The step we had taken was not a little trying to faith. I was not at all sure what God would have me do, or whether He would so meet my need as to enable me to continue working as before. I had no friends whatever from whom I expected supplies. I did not know what means the Lord might use; but I was willing to give up all my time to the service of evangelisation among the heathen, if by any means He would supply the smallest amount on which I could live; and if He were not pleased to do this, I was prepared to undertake whatever work might be necessary to supply myself, giving all the time that could be spared from such a calling to more distinctly missionary efforts. But God blessed and prospered me; and how glad and thankful I felt when the separation was really effected! I could look right up into my Father's face with a satisfied heart, ready, by His grace, to do the next thing as He might teach me, and feeling very sure of His loving care.

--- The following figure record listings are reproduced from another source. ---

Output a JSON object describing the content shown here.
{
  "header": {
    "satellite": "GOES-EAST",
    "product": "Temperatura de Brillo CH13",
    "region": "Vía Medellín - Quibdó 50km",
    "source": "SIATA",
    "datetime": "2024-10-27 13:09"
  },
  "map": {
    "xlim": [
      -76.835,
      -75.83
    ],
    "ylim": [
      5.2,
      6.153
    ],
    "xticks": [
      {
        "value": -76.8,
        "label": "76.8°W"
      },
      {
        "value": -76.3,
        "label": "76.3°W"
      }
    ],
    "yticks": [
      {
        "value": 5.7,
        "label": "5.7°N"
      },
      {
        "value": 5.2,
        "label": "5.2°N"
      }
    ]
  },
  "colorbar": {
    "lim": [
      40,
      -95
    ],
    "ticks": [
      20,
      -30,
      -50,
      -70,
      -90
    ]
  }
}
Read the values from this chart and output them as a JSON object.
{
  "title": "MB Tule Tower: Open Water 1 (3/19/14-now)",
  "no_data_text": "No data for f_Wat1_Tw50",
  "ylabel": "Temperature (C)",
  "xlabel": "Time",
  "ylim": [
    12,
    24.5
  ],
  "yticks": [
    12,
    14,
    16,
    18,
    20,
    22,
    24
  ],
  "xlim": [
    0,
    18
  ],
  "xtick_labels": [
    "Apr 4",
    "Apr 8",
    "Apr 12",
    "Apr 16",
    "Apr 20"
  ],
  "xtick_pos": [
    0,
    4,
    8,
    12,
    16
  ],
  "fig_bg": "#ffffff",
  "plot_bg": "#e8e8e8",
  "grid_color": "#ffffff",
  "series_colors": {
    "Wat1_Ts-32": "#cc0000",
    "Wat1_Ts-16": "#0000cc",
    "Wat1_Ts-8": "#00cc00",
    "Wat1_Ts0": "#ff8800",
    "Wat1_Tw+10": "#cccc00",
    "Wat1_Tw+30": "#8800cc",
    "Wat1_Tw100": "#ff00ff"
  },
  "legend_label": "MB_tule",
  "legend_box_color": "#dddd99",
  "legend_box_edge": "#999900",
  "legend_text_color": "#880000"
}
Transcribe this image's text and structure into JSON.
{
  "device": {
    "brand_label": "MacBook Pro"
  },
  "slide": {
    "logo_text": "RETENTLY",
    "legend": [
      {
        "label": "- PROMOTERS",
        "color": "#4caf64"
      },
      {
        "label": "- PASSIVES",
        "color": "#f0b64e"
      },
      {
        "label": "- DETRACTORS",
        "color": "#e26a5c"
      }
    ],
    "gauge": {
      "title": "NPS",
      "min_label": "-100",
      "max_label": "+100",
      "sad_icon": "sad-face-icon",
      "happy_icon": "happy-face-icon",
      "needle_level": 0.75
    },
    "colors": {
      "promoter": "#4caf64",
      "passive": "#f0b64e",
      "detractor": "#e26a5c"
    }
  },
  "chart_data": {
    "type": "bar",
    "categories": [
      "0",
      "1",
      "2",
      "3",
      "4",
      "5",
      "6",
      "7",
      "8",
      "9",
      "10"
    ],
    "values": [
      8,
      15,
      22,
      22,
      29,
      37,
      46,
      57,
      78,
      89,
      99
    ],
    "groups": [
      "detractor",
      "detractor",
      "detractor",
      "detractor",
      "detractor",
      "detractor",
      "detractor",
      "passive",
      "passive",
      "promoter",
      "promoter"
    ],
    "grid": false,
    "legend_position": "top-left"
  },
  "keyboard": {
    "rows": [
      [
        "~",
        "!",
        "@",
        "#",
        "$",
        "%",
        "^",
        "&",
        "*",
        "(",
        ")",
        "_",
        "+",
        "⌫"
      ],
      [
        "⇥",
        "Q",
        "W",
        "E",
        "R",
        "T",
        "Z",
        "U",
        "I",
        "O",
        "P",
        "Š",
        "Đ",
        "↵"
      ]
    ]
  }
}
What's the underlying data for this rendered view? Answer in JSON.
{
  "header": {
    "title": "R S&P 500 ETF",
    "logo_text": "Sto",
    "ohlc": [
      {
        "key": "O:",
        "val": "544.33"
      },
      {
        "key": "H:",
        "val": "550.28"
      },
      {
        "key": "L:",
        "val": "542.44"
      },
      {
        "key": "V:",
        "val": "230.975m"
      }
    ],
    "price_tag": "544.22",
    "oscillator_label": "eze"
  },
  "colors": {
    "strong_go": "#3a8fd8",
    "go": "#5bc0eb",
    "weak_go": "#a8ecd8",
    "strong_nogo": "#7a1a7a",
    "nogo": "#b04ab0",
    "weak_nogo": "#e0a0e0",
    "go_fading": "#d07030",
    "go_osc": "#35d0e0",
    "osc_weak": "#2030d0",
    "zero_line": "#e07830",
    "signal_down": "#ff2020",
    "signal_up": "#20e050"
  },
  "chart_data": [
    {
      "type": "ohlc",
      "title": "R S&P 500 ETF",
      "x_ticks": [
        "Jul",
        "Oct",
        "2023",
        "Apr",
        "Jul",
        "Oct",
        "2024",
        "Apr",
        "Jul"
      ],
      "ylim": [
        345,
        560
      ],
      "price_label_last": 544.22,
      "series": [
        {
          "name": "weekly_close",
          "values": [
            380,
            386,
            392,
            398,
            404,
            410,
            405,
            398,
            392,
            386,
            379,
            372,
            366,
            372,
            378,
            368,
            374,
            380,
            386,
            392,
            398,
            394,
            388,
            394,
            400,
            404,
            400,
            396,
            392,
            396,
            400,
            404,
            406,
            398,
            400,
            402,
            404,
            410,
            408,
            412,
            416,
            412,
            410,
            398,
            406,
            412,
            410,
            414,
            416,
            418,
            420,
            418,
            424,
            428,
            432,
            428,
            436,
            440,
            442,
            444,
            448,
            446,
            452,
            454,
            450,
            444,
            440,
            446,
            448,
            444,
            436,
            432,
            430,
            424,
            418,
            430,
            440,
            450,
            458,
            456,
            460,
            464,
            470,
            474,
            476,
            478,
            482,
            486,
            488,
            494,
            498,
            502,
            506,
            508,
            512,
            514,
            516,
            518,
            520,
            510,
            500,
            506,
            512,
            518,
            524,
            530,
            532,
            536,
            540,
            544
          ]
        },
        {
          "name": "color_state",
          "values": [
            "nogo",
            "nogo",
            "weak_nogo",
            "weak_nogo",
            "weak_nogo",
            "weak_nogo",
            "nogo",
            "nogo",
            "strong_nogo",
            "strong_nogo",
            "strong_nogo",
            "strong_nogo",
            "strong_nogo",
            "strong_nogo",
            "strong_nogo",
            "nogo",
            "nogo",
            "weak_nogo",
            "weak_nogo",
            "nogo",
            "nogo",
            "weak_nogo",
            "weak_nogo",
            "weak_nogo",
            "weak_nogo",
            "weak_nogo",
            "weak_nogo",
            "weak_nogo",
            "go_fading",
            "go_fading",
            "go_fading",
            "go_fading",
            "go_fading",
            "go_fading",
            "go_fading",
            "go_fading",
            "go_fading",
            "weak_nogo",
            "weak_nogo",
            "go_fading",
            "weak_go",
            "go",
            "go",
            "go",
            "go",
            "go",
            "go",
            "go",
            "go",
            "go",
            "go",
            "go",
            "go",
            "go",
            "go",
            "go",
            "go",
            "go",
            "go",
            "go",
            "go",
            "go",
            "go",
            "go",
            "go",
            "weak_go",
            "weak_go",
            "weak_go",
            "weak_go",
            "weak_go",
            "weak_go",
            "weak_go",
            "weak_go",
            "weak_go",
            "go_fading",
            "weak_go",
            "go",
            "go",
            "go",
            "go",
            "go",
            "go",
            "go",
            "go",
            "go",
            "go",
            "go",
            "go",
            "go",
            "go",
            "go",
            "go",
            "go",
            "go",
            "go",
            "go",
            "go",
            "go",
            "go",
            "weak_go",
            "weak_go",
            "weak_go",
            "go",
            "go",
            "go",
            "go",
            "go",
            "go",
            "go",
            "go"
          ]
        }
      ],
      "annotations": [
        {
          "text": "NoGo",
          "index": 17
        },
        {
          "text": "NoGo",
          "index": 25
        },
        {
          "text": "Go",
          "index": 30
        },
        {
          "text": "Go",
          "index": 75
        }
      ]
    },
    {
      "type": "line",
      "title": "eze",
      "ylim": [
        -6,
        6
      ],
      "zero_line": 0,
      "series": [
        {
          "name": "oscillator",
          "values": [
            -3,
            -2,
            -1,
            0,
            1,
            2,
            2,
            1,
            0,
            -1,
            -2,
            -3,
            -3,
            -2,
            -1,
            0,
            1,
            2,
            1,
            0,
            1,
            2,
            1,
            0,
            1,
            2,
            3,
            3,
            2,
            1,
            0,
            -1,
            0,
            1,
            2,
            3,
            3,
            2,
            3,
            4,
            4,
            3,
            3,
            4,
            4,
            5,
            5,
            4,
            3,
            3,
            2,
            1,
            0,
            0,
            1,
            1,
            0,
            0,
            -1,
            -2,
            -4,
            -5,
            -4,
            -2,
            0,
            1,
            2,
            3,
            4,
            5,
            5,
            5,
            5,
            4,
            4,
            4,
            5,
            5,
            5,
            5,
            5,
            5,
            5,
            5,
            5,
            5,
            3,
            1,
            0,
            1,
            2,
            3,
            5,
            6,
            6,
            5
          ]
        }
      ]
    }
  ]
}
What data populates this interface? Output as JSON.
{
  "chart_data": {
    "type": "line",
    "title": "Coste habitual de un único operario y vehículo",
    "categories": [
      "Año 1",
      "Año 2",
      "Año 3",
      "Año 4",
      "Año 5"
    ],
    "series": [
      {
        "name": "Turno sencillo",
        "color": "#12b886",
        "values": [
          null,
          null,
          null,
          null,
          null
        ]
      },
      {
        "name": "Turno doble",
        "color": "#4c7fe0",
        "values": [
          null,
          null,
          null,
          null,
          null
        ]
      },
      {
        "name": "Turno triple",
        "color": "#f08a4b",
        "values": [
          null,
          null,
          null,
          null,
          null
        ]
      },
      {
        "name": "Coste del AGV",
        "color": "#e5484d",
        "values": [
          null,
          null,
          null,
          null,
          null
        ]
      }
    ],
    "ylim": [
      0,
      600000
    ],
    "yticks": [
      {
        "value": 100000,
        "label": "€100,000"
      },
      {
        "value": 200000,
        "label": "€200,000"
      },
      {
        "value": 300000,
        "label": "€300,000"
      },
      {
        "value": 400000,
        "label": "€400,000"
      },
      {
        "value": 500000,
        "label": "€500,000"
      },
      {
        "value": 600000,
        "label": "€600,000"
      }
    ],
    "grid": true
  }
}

And how blessedly He did lead me on and provide for me I can never, never tell. It was like a continuation of some of my earlier home experiences. My faith was not untried; it often, often failed, and I was so sorry and ashamed of the failure to trust such a Father. But oh! I was learning to know Him. I would not even then have missed the trial. He became so near, so real, so intimate. The occasional difficulty about funds never came from an insufficient supply for personal needs, but in consequence of ministering to the wants of scores of the hungry and dying ones around us. And trials far more searching in other ways quite eclipsed these difficulties; and being deeper, brought forth in consequence richer fruits. How glad one is now, not only to know, with dear Miss Havergal, that——

"They who trust Him wholly
Find Him wholly true,"
but also that when we fail to trust fully He still remains unchangingly faithful. He is wholly true whether we trust or not. "If we believe not, He abideth faithful; He cannot deny Himself." But oh, how we dishonour our Lord whenever we fail to trust Him, and what peace, blessing, and triumph we lose in thus sinning against the Faithful One! May we never again presume in anything to doubt Him!

The year 1857 was a troublous time, and closed with the notorious bombardment of Canton by the British, and the commencement of our second Chinese war. Rumours of trouble were everywhere rife, and in many places the missionaries passed through not a little danger. In Ningpo this was especially the case, and the preserving care of God in answer to prayer was consequently most marked. When the awful news of the bombardment of Canton reached the Cantonese in Ningpo their wrath and indignation knew no bounds, and they immediately set to work to plot the destruction of all the foreigners resident in the city and neighbourhood. It was well known that many of the foreigners were in the habit of meeting for worship every Sunday evening at one of the missionary houses, and the plan was to surround the place on a given occasion and make short work of all present, cutting off afterwards any who might not be present.